Par un mémoire en défense, enregistré le 31 janvier 2020, le directeur départemental des finances publiques des Alpes-Maritimes conclut au rejet de la requête.
Il soutient, à titre principal, que la requête est irrecevable en l'absence de mandat régulier et que les conclusions dirigées contre les cotisations de taxe foncière au titre des années 2012 à 2015 sont irrecevables en raison de la tardiveté des réclamations correspondantes et que, pour le surplus, les moyens de la requête relative à l'année 2016 ne sont pas fondés.
Vu les autres pièces du dossier.
Vu :
- le code général des impôts ;
- le code de justice administrative.
En application de l'article R. 222-13 du code de justice administrative, la présidente du tribunal a désigné M. Ringeval pour statuer sur les litiges visés audit article.
Les parties ont été régulièrement averties du jour de l'audience.
Ont été entendus au cours de l'audience publique du 20 octobre 2023.
- le rapport de M. Ringeval, rapporteur,
- les conclusions de M. Beyls, rapporteur public,
Les parties n'étaient ni présentes ni représentées.
Considérant ce qui suit :
1. Les sociétés Cicobail, Fructibail et Natiocretbail ont été assujetties à la taxe foncière en tant que preneur à construction en indivision de l'ensemble immobilier sis 458 et 470 Boulevard du Mercantour à Nice. Cet ensemble comprend un hypermarché Leclerc, les boutiques dans la galerie commerciale attenante ainsi que des parkings couverts et non couverts. La société anonyme Cicobail demande la réduction des cotisations primitives de taxe foncière sur les propriétés bâties au titre des années 2012 à 2016.

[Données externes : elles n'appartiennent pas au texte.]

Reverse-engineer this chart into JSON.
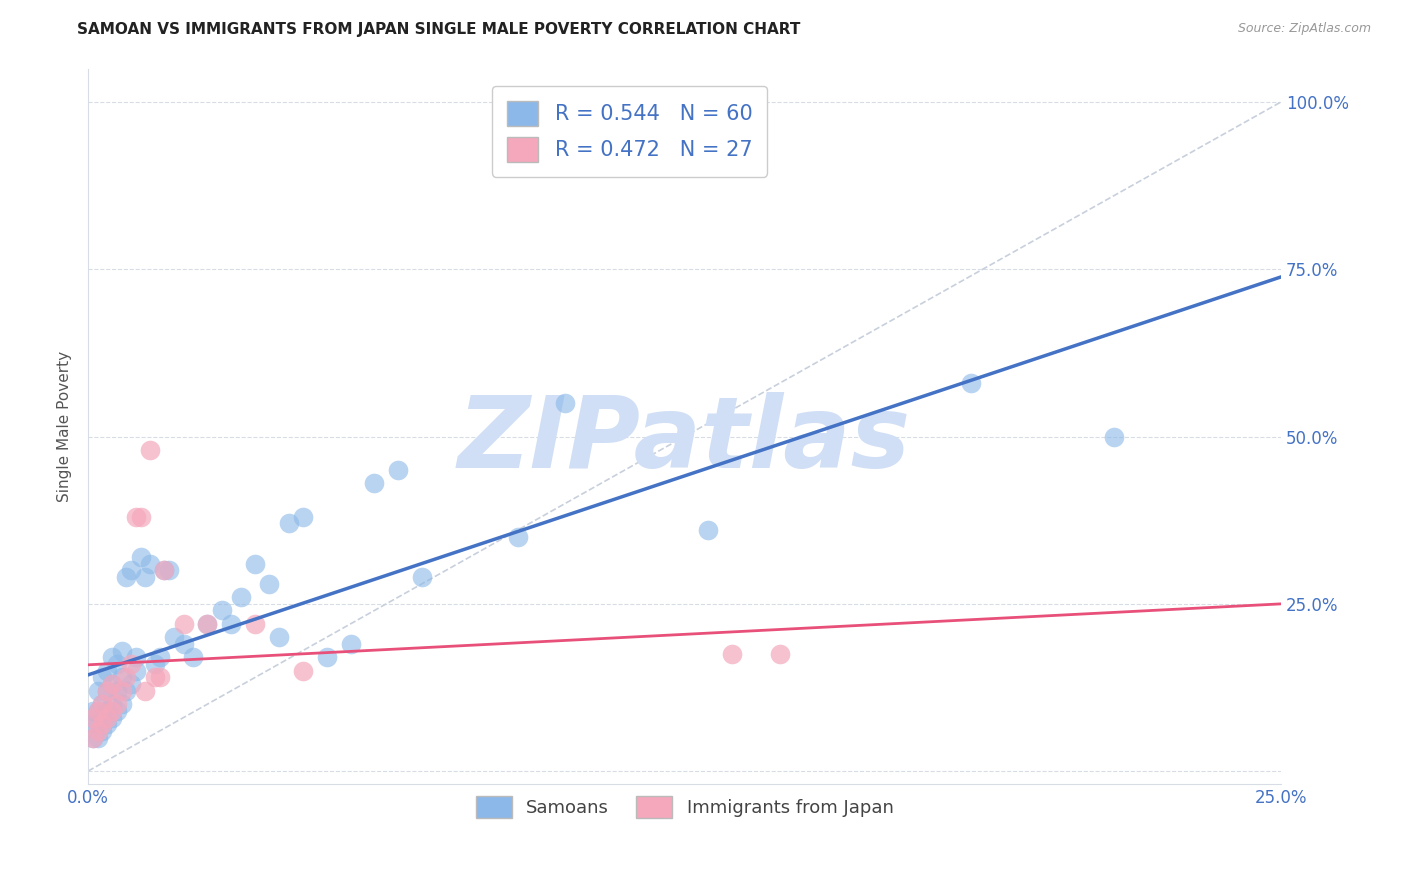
{
  "title": "SAMOAN VS IMMIGRANTS FROM JAPAN SINGLE MALE POVERTY CORRELATION CHART",
  "source": "Source: ZipAtlas.com",
  "ylabel": "Single Male Poverty",
  "xlim": [
    0.0,
    0.25
  ],
  "ylim": [
    -0.02,
    1.05
  ],
  "ytick_positions": [
    0.0,
    0.25,
    0.5,
    0.75,
    1.0
  ],
  "ytick_labels": [
    "",
    "25.0%",
    "50.0%",
    "75.0%",
    "100.0%"
  ],
  "xtick_positions": [
    0.0,
    0.05,
    0.1,
    0.15,
    0.2,
    0.25
  ],
  "xtick_labels": [
    "0.0%",
    "",
    "",
    "",
    "",
    "25.0%"
  ],
  "samoan_color": "#8BB8E8",
  "japan_color": "#F5A8BC",
  "samoan_edge": "#6A9FD8",
  "japan_edge": "#E890A8",
  "legend_text_color": "#4472C4",
  "samoan_R": 0.544,
  "samoan_N": 60,
  "japan_R": 0.472,
  "japan_N": 27,
  "watermark_text": "ZIPatlas",
  "watermark_color": "#D0DFF5",
  "diagonal_color": "#C8D0DC",
  "blue_line_color": "#4472C4",
  "pink_line_color": "#E8507A",
  "grid_color": "#D8DCE4",
  "title_color": "#222222",
  "source_color": "#999999",
  "ylabel_color": "#555555",
  "samoan_x": [
    0.001,
    0.001,
    0.001,
    0.002,
    0.002,
    0.002,
    0.002,
    0.003,
    0.003,
    0.003,
    0.003,
    0.004,
    0.004,
    0.004,
    0.004,
    0.005,
    0.005,
    0.005,
    0.005,
    0.006,
    0.006,
    0.006,
    0.007,
    0.007,
    0.007,
    0.008,
    0.008,
    0.009,
    0.009,
    0.01,
    0.01,
    0.011,
    0.012,
    0.013,
    0.014,
    0.015,
    0.016,
    0.017,
    0.018,
    0.02,
    0.022,
    0.025,
    0.028,
    0.03,
    0.032,
    0.035,
    0.038,
    0.04,
    0.042,
    0.045,
    0.05,
    0.055,
    0.06,
    0.065,
    0.07,
    0.09,
    0.1,
    0.13,
    0.185,
    0.215
  ],
  "samoan_y": [
    0.05,
    0.07,
    0.09,
    0.05,
    0.07,
    0.09,
    0.12,
    0.06,
    0.08,
    0.1,
    0.14,
    0.07,
    0.09,
    0.12,
    0.15,
    0.08,
    0.1,
    0.13,
    0.17,
    0.09,
    0.12,
    0.16,
    0.1,
    0.14,
    0.18,
    0.12,
    0.29,
    0.13,
    0.3,
    0.15,
    0.17,
    0.32,
    0.29,
    0.31,
    0.16,
    0.17,
    0.3,
    0.3,
    0.2,
    0.19,
    0.17,
    0.22,
    0.24,
    0.22,
    0.26,
    0.31,
    0.28,
    0.2,
    0.37,
    0.38,
    0.17,
    0.19,
    0.43,
    0.45,
    0.29,
    0.35,
    0.55,
    0.36,
    0.58,
    0.5
  ],
  "japan_x": [
    0.001,
    0.001,
    0.002,
    0.002,
    0.003,
    0.003,
    0.004,
    0.004,
    0.005,
    0.005,
    0.006,
    0.007,
    0.008,
    0.009,
    0.01,
    0.011,
    0.012,
    0.013,
    0.014,
    0.015,
    0.016,
    0.02,
    0.025,
    0.035,
    0.045,
    0.135,
    0.145
  ],
  "japan_y": [
    0.05,
    0.08,
    0.06,
    0.09,
    0.07,
    0.1,
    0.08,
    0.12,
    0.09,
    0.13,
    0.1,
    0.12,
    0.14,
    0.16,
    0.38,
    0.38,
    0.12,
    0.48,
    0.14,
    0.14,
    0.3,
    0.22,
    0.22,
    0.22,
    0.15,
    0.175,
    0.175
  ]
}
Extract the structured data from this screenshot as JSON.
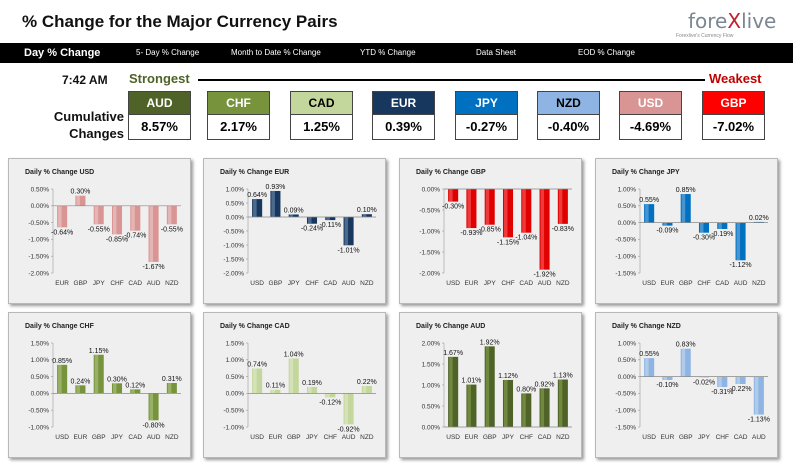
{
  "header": {
    "title": "% Change for the Major Currency Pairs",
    "logo_pre": "fore",
    "logo_x": "X",
    "logo_post": "live",
    "tagline": "Forexlive's Currency Flow"
  },
  "nav": {
    "items": [
      {
        "label": "Day % Change",
        "active": true
      },
      {
        "label": "5- Day % Change",
        "active": false
      },
      {
        "label": "Month to Date % Change",
        "active": false
      },
      {
        "label": "YTD % Change",
        "active": false
      },
      {
        "label": "Data Sheet",
        "active": false
      },
      {
        "label": "EOD % Change",
        "active": false
      }
    ]
  },
  "strength": {
    "time": "7:42 AM",
    "strongest": "Strongest",
    "weakest": "Weakest",
    "row_label_line1": "Cumulative",
    "row_label_line2": "Changes",
    "currencies": [
      {
        "code": "AUD",
        "value": "8.57%",
        "color": "#4f6228",
        "text": "#ffffff"
      },
      {
        "code": "CHF",
        "value": "2.17%",
        "color": "#77933c",
        "text": "#ffffff"
      },
      {
        "code": "CAD",
        "value": "1.25%",
        "color": "#c3d69b",
        "text": "#000000"
      },
      {
        "code": "EUR",
        "value": "0.39%",
        "color": "#17375e",
        "text": "#ffffff"
      },
      {
        "code": "JPY",
        "value": "-0.27%",
        "color": "#0070c0",
        "text": "#ffffff"
      },
      {
        "code": "NZD",
        "value": "-0.40%",
        "color": "#8db4e2",
        "text": "#000000"
      },
      {
        "code": "USD",
        "value": "-4.69%",
        "color": "#d99594",
        "text": "#ffffff"
      },
      {
        "code": "GBP",
        "value": "-7.02%",
        "color": "#ff0000",
        "text": "#ffffff"
      }
    ]
  },
  "chart_data": [
    {
      "type": "bar",
      "title": "Daily % Change USD",
      "categories": [
        "EUR",
        "GBP",
        "JPY",
        "CHF",
        "CAD",
        "AUD",
        "NZD"
      ],
      "values": [
        -0.64,
        0.3,
        -0.55,
        -0.85,
        -0.74,
        -1.67,
        -0.55
      ],
      "labels": [
        "-0.64%",
        "0.30%",
        "-0.55%",
        "-0.85%",
        "-0.74%",
        "-1.67%",
        "-0.55%"
      ],
      "ylim": [
        -2.0,
        0.5
      ],
      "ticks": [
        "0.50%",
        "0.00%",
        "-0.50%",
        "-1.00%",
        "-1.50%",
        "-2.00%"
      ],
      "tick_values": [
        0.5,
        0,
        -0.5,
        -1.0,
        -1.5,
        -2.0
      ],
      "color": "#d99594",
      "color_light": "#f2dcdb"
    },
    {
      "type": "bar",
      "title": "Daily % Change EUR",
      "categories": [
        "USD",
        "GBP",
        "JPY",
        "CHF",
        "CAD",
        "AUD",
        "NZD"
      ],
      "values": [
        0.64,
        0.93,
        0.09,
        -0.24,
        -0.11,
        -1.01,
        0.1
      ],
      "labels": [
        "0.64%",
        "0.93%",
        "0.09%",
        "-0.24%",
        "-0.11%",
        "-1.01%",
        "0.10%"
      ],
      "ylim": [
        -2.0,
        1.0
      ],
      "ticks": [
        "1.00%",
        "0.50%",
        "0.00%",
        "-0.50%",
        "-1.00%",
        "-1.50%",
        "-2.00%"
      ],
      "tick_values": [
        1.0,
        0.5,
        0,
        -0.5,
        -1.0,
        -1.5,
        -2.0
      ],
      "color": "#17375e",
      "color_light": "#8ea9c8"
    },
    {
      "type": "bar",
      "title": "Daily % Change GBP",
      "categories": [
        "USD",
        "EUR",
        "JPY",
        "CHF",
        "CAD",
        "AUD",
        "NZD"
      ],
      "values": [
        -0.3,
        -0.93,
        -0.85,
        -1.15,
        -1.04,
        -1.92,
        -0.83
      ],
      "labels": [
        "-0.30%",
        "-0.93%",
        "-0.85%",
        "-1.15%",
        "-1.04%",
        "-1.92%",
        "-0.83%"
      ],
      "ylim": [
        -2.0,
        0.0
      ],
      "ticks": [
        "0.00%",
        "-0.50%",
        "-1.00%",
        "-1.50%",
        "-2.00%"
      ],
      "tick_values": [
        0,
        -0.5,
        -1.0,
        -1.5,
        -2.0
      ],
      "color": "#e00000",
      "color_light": "#ff8080"
    },
    {
      "type": "bar",
      "title": "Daily % Change JPY",
      "categories": [
        "USD",
        "EUR",
        "GBP",
        "CHF",
        "CAD",
        "AUD",
        "NZD"
      ],
      "values": [
        0.55,
        -0.09,
        0.85,
        -0.3,
        -0.19,
        -1.12,
        0.02
      ],
      "labels": [
        "0.55%",
        "-0.09%",
        "0.85%",
        "-0.30%",
        "-0.19%",
        "-1.12%",
        "0.02%"
      ],
      "ylim": [
        -1.5,
        1.0
      ],
      "ticks": [
        "1.00%",
        "0.50%",
        "0.00%",
        "-0.50%",
        "-1.00%",
        "-1.50%"
      ],
      "tick_values": [
        1.0,
        0.5,
        0,
        -0.5,
        -1.0,
        -1.5
      ],
      "color": "#0070c0",
      "color_light": "#9cc3e6"
    },
    {
      "type": "bar",
      "title": "Daily % Change CHF",
      "categories": [
        "USD",
        "EUR",
        "GBP",
        "JPY",
        "CAD",
        "AUD",
        "NZD"
      ],
      "values": [
        0.85,
        0.24,
        1.15,
        0.3,
        0.12,
        -0.8,
        0.31
      ],
      "labels": [
        "0.85%",
        "0.24%",
        "1.15%",
        "0.30%",
        "0.12%",
        "-0.80%",
        "0.31%"
      ],
      "ylim": [
        -1.0,
        1.5
      ],
      "ticks": [
        "1.50%",
        "1.00%",
        "0.50%",
        "0.00%",
        "-0.50%",
        "-1.00%"
      ],
      "tick_values": [
        1.5,
        1.0,
        0.5,
        0,
        -0.5,
        -1.0
      ],
      "color": "#77933c",
      "color_light": "#c3d69b"
    },
    {
      "type": "bar",
      "title": "Daily % Change CAD",
      "categories": [
        "USD",
        "EUR",
        "GBP",
        "JPY",
        "CHF",
        "AUD",
        "NZD"
      ],
      "values": [
        0.74,
        0.11,
        1.04,
        0.19,
        -0.12,
        -0.92,
        0.22
      ],
      "labels": [
        "0.74%",
        "0.11%",
        "1.04%",
        "0.19%",
        "-0.12%",
        "-0.92%",
        "0.22%"
      ],
      "ylim": [
        -1.0,
        1.5
      ],
      "ticks": [
        "1.50%",
        "1.00%",
        "0.50%",
        "0.00%",
        "-0.50%",
        "-1.00%"
      ],
      "tick_values": [
        1.5,
        1.0,
        0.5,
        0,
        -0.5,
        -1.0
      ],
      "color": "#c3d69b",
      "color_light": "#ebf1de"
    },
    {
      "type": "bar",
      "title": "Daily % Change AUD",
      "categories": [
        "USD",
        "EUR",
        "GBP",
        "JPY",
        "CHF",
        "CAD",
        "NZD"
      ],
      "values": [
        1.67,
        1.01,
        1.92,
        1.12,
        0.8,
        0.92,
        1.13
      ],
      "labels": [
        "1.67%",
        "1.01%",
        "1.92%",
        "1.12%",
        "0.80%",
        "0.92%",
        "1.13%"
      ],
      "ylim": [
        0.0,
        2.0
      ],
      "ticks": [
        "2.00%",
        "1.50%",
        "1.00%",
        "0.50%",
        "0.00%"
      ],
      "tick_values": [
        2.0,
        1.5,
        1.0,
        0.5,
        0
      ],
      "color": "#4f6228",
      "color_light": "#9bbb59"
    },
    {
      "type": "bar",
      "title": "Daily % Change NZD",
      "categories": [
        "USD",
        "EUR",
        "GBP",
        "JPY",
        "CHF",
        "CAD",
        "AUD"
      ],
      "values": [
        0.55,
        -0.1,
        0.83,
        -0.02,
        -0.31,
        -0.22,
        -1.13
      ],
      "labels": [
        "0.55%",
        "-0.10%",
        "0.83%",
        "-0.02%",
        "-0.31%",
        "-0.22%",
        "-1.13%"
      ],
      "ylim": [
        -1.5,
        1.0
      ],
      "ticks": [
        "1.00%",
        "0.50%",
        "0.00%",
        "-0.50%",
        "-1.00%",
        "-1.50%"
      ],
      "tick_values": [
        1.0,
        0.5,
        0,
        -0.5,
        -1.0,
        -1.5
      ],
      "color": "#8db4e2",
      "color_light": "#dbe5f1"
    }
  ]
}
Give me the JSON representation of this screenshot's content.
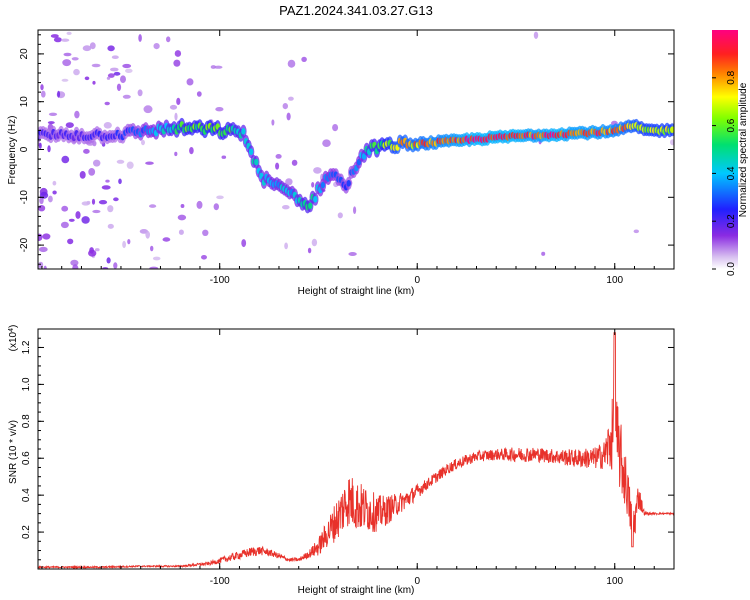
{
  "title": "PAZ1.2024.341.03.27.G13",
  "chart_data": [
    {
      "type": "heatmap",
      "xlabel": "Height of straight line (km)",
      "ylabel": "Frequency (Hz)",
      "xlim": [
        -192,
        130
      ],
      "ylim": [
        -25,
        25
      ],
      "xticks": [
        -100,
        0,
        100
      ],
      "yticks": [
        -20,
        -10,
        0,
        10,
        20
      ],
      "colorbar": {
        "label": "Normalized spectral amplitude",
        "range": [
          0,
          1
        ],
        "ticks": [
          "0.0",
          "0.2",
          "0.4",
          "0.6",
          "0.8"
        ],
        "colormap": "rainbow (violet → blue → cyan → green → yellow → orange → red → magenta)"
      },
      "ridge": {
        "description": "dominant Doppler-frequency trace (Hz) vs. height (km)",
        "x": [
          -190,
          -170,
          -150,
          -135,
          -120,
          -105,
          -95,
          -88,
          -82,
          -78,
          -70,
          -62,
          -56,
          -52,
          -48,
          -44,
          -40,
          -36,
          -32,
          -28,
          -24,
          -20,
          -10,
          0,
          10,
          20,
          30,
          40,
          50,
          60,
          70,
          80,
          90,
          100,
          105,
          110,
          115,
          120,
          130
        ],
        "y": [
          3,
          3,
          3.2,
          4,
          4.5,
          4.2,
          3.8,
          3.5,
          -3,
          -6,
          -8,
          -9.5,
          -12,
          -10,
          -7,
          -5,
          -6,
          -8,
          -4,
          -1.5,
          0,
          0.5,
          1,
          1.2,
          1.5,
          1.8,
          2.2,
          2.5,
          2.8,
          3.0,
          3.2,
          3.4,
          3.6,
          3.8,
          4.5,
          5,
          4.0,
          4.0,
          4.0
        ],
        "amplitude": [
          0.2,
          0.2,
          0.25,
          0.35,
          0.55,
          0.6,
          0.55,
          0.45,
          0.45,
          0.4,
          0.4,
          0.4,
          0.5,
          0.45,
          0.35,
          0.35,
          0.3,
          0.3,
          0.3,
          0.4,
          0.5,
          0.55,
          0.75,
          0.8,
          0.85,
          0.9,
          0.95,
          0.95,
          0.95,
          0.9,
          0.95,
          0.9,
          0.9,
          0.85,
          0.8,
          0.75,
          0.7,
          0.7,
          0.7
        ]
      }
    },
    {
      "type": "line",
      "xlabel": "Height of straight line (km)",
      "ylabel": "SNR (10 * v/v)",
      "y_multiplier": "(x10",
      "y_multiplier_exp": "4",
      "y_multiplier_close": ")",
      "xlim": [
        -192,
        130
      ],
      "ylim": [
        0,
        1.3
      ],
      "xticks": [
        -100,
        0,
        100
      ],
      "yticks": [
        "0.2",
        "0.4",
        "0.6",
        "0.8",
        "1.0",
        "1.2"
      ],
      "color": "#e8312a",
      "series": [
        {
          "x": [
            -192,
            -180,
            -160,
            -140,
            -120,
            -105,
            -95,
            -85,
            -80,
            -75,
            -70,
            -65,
            -60,
            -55,
            -50,
            -45,
            -40,
            -35,
            -30,
            -25,
            -20,
            -15,
            -10,
            -5,
            0,
            5,
            10,
            15,
            20,
            25,
            30,
            40,
            50,
            60,
            70,
            80,
            90,
            95,
            100,
            103,
            106,
            108,
            110,
            112,
            115,
            120,
            130
          ],
          "y": [
            0.01,
            0.01,
            0.01,
            0.015,
            0.015,
            0.03,
            0.06,
            0.09,
            0.1,
            0.09,
            0.07,
            0.05,
            0.05,
            0.08,
            0.12,
            0.2,
            0.28,
            0.38,
            0.34,
            0.32,
            0.3,
            0.32,
            0.35,
            0.38,
            0.42,
            0.46,
            0.5,
            0.54,
            0.57,
            0.59,
            0.61,
            0.62,
            0.62,
            0.62,
            0.61,
            0.6,
            0.6,
            0.62,
            0.75,
            0.6,
            0.45,
            0.3,
            0.25,
            0.4,
            0.3,
            0.3,
            0.3
          ],
          "noise": [
            0.004,
            0.004,
            0.004,
            0.004,
            0.004,
            0.01,
            0.02,
            0.025,
            0.025,
            0.02,
            0.015,
            0.01,
            0.01,
            0.02,
            0.05,
            0.08,
            0.12,
            0.15,
            0.14,
            0.12,
            0.1,
            0.08,
            0.06,
            0.05,
            0.04,
            0.03,
            0.03,
            0.03,
            0.03,
            0.03,
            0.03,
            0.03,
            0.04,
            0.04,
            0.04,
            0.05,
            0.06,
            0.08,
            0.25,
            0.2,
            0.15,
            0.12,
            0.1,
            0.08,
            0.01,
            0.005,
            0.005
          ]
        }
      ]
    }
  ]
}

Sur les fins de non-recevoir opposées par l'administration :
Sur le défaut de mandat :
2. Aux termes des dispositions de l'article R. 197-4 du livre des procédures fiscales : " Toute personne qui introduit ou soutient une réclamation pour autrui doit justifier d'un mandat régulier. Le mandat doit, à peine de nullité, être produit en même temps que l'acte qui l'autorise ou enregistré avant l'exécution de cet acte () ".
3. Si l'administration fait valoir que la requête présentée est dépourvue d'un mandat régulier dès lors qu'il a été établi par la société exploitante au lieu de la société propriétaire, la société Cicobail produit en annexe 4 de son mémoire du 25 janvier 2020 un pouvoir daté du 24 juillet 2017 autorisant la société exploitante à la représenter. Par suite, la fin de non-recevoir opposée en défense pour défaut de mandat régulier, doit être écartée.
Sur la tardiveté des conclusions relatives aux années 2012 à 2015 :
4. Aux termes de l'article R. 190-1 du livre des procédures fiscales : " Le contribuable qui désire contester tout ou partie d'un impôt qui le concerne doit d'abord adresser une réclamation au service territorial, selon le cas, de l'administration des impôts ou de l'administration des douanes et droits indirects dont dépend le lieu de l'imposition () ". L'article R. 196-2 de ce livre dispose : " Pour être recevables, les réclamations relatives aux impôts directs locaux et aux taxes annexes, doivent être présentées à l'administration des impôts au plus tard le 31 décembre de l'année suivant, selon le cas : a) L'année de la mise en recouvrement du rôle () ".
5. Les impositions de taxe foncière auxquelles les sociétés Cicobail, Fructibail et Natiocretbail ont été assujetties au titre des années 2012 à 2015 ont été mises en recouvrement chaque année entre les années 2012 et 2015. Ainsi, comme le fait valoir l'administration fiscale en défense, la réclamation formée par la société Cicobail tendant à la décharge partielle de ces cotisations, qui a été introduite le 1er août 2017, est tardive.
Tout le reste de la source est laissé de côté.